秦三的朱家宅院在岁山深处,出来便是无边松林海,夜风起时,漫山松涛似洪波涌起,有奔腾之声。
尚琬纵马漫行,秦王伏在她身上,一直昏睡未醒。他二人名义上是在逃命,但尚琬自己知道是怎么回事,完全也没有什么紧张的意思,散马踏叶,悠然行进在岁山月夜里。

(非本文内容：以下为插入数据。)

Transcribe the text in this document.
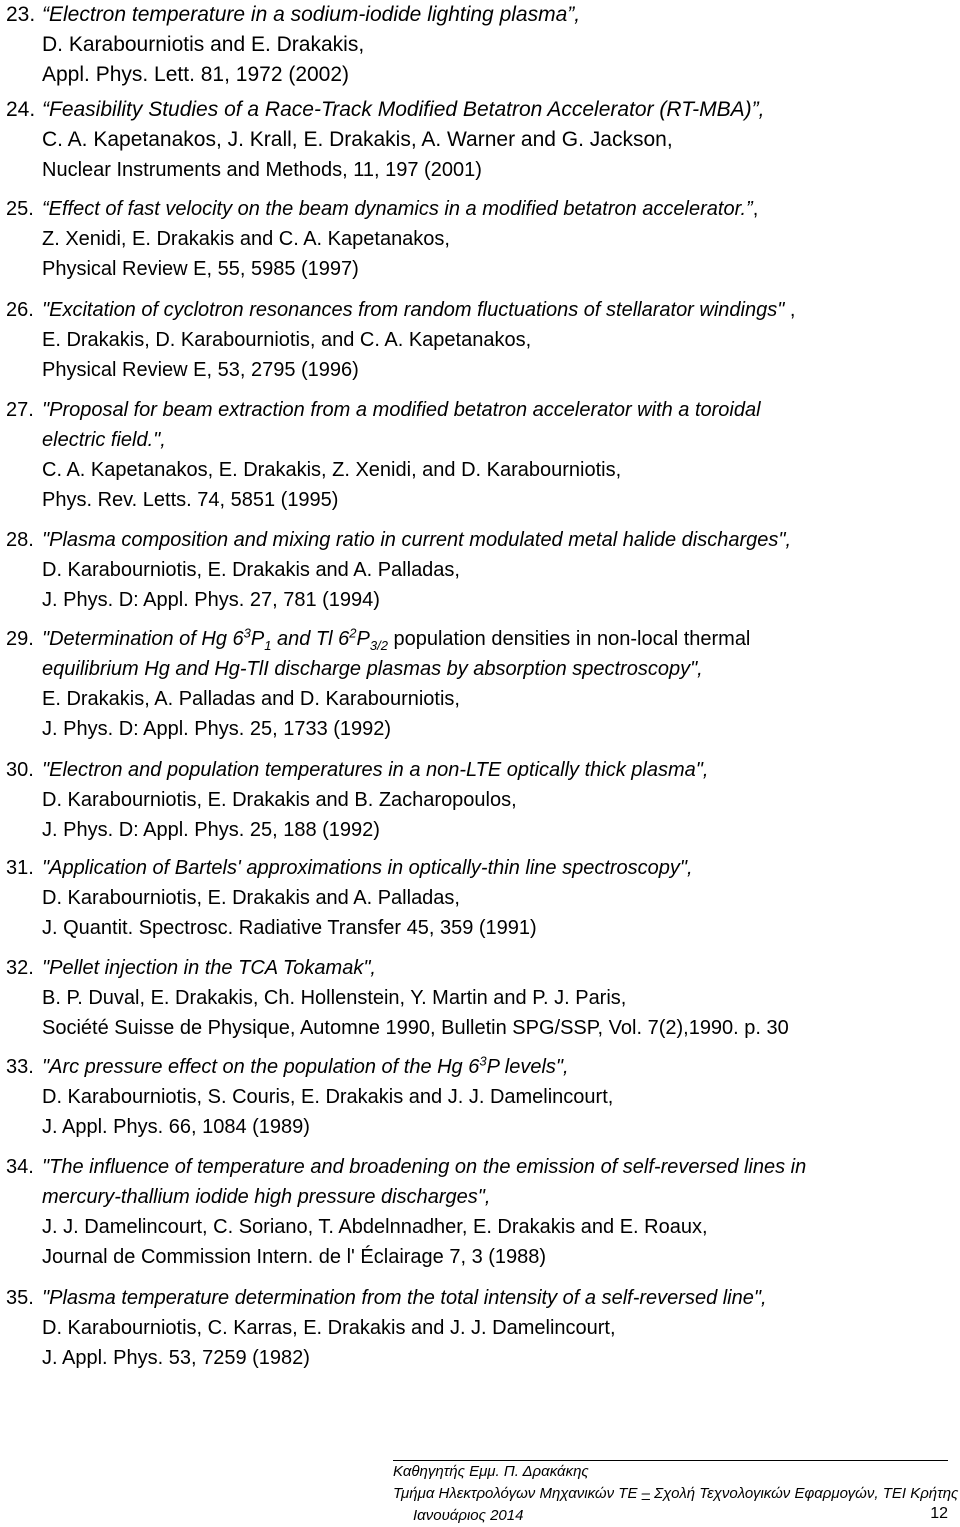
23. “Electron temperature in a sodium-iodide lighting plasma”,
D. Karabourniotis and E. Drakakis,
Appl. Phys. Lett. 81, 1972 (2002)
24. “Feasibility Studies of a Race-Track Modified Betatron Accelerator (RT-MBA)”,
C. A. Kapetanakos, J. Krall, E. Drakakis, A. Warner and G. Jackson,
Nuclear Instruments and Methods, 11, 197 (2001)
25. “Effect of fast velocity on the beam dynamics in a modified betatron accelerator.”,
Z. Xenidi, E. Drakakis and C. A. Kapetanakos,
Physical Review E, 55, 5985 (1997)
26. "Excitation of cyclotron resonances from random fluctuations of stellarator windings" ,
E. Drakakis, D. Karabourniotis, and C. A. Kapetanakos,
Physical Review E, 53, 2795 (1996)
27. "Proposal for beam extraction from a modified betatron accelerator with a toroidal
electric field.",
C. A. Kapetanakos, E. Drakakis, Z. Xenidi, and D. Karabourniotis,
Phys. Rev. Letts. 74, 5851 (1995)
28. "Plasma composition and mixing ratio in current modulated metal halide discharges",
D. Karabourniotis, E. Drakakis and A. Palladas,
J. Phys. D: Appl. Phys. 27, 781 (1994)
29. "Determination of Hg $6^3P_1$ and Tl $6^2P_{3/2}$ population densities in non-local thermal
equilibrium Hg and Hg-TlI discharge plasmas by absorption spectroscopy",
E. Drakakis, A. Palladas and D. Karabourniotis,
J. Phys. D: Appl. Phys. 25, 1733 (1992)
30. "Electron and population temperatures in a non-LTE optically thick plasma",
D. Karabourniotis, E. Drakakis and B. Zacharopoulos,
J. Phys. D: Appl. Phys. 25, 188 (1992)
31. "Application of Bartels' approximations in optically-thin line spectroscopy",
D. Karabourniotis, E. Drakakis and A. Palladas,
J. Quantit. Spectrosc. Radiative Transfer 45, 359 (1991)
32. "Pellet injection in the TCA Tokamak",
B. P. Duval, E. Drakakis, Ch. Hollenstein, Y. Martin and P. J. Paris,
Société Suisse de Physique, Automne 1990, Bulletin SPG/SSP, Vol. 7(2),1990. p. 30
33. "Arc pressure effect on the population of the Hg $6^3P$ levels",
D. Karabourniotis, S. Couris, E. Drakakis and J. J. Damelincourt,
J. Appl. Phys. 66, 1084 (1989)
34. "The influence of temperature and broadening on the emission of self-reversed lines in
mercury-thallium iodide high pressure discharges",
J. J. Damelincourt, C. Soriano, T. Abdelnnadher, E. Drakakis and E. Roaux,
Journal de Commission Intern. de l' Éclairage 7, 3 (1988)
35. "Plasma temperature determination from the total intensity of a self-reversed line",
D. Karabourniotis, C. Karras, E. Drakakis and J. J. Damelincourt,
J. Appl. Phys. 53, 7259 (1982)
Καθηγητής Εμμ. Π. Δρακάκης
Τμήμα Ηλεκτρολόγων Μηχανικών ΤΕ – Σχολή Τεχνολογικών Εφαρμογών, ΤΕΙ Κρήτης
Ιανουάριος 2014	12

眼下格局已既是把秦王得罪到了不可转圜的田地,便只有不着痕迹地把他送回去才能了结。要送回去,还要极隐秘,既不能叫秦王知道同自己有关,也不能叫父兄知晓,否则不是脱层皮那么简单——
狐前草只能另想法子,眼下是顾不上了,保命要紧。
松涛声中有细碎的衣料摩挲,尚琬感觉自己肩上的重量骤然减轻,勒一下缰,醒了?
嗯。男人睁眼发觉自己正乘在马上,马匹正行走不见边际的深暗的林海里,这是在……
我们已经逃出来了,你放心,很安全。尚琬厚颜无耻安慰道,你家在哪里?我送你回去。
男人不答。
怎么?
我……男人迟疑道,……晕得很。
不晕才是怪事。尚琬硬起心肠装作不知道世上有蒙汗药这东西,你是不是饿了?想来以秦王的清高,必定否认,趁机拼着把他送去官驿,自然有人伺候——
嗯。
尚琬怔住。
嗯……我——男人贴在她颈畔,言语间身体挣动,面庞便在她鬓边摩挲,膏玉一样温润,微凉,如和风拂面,异样的感觉从相触处油然而生,蛇缠一样飞速蔓延到心底。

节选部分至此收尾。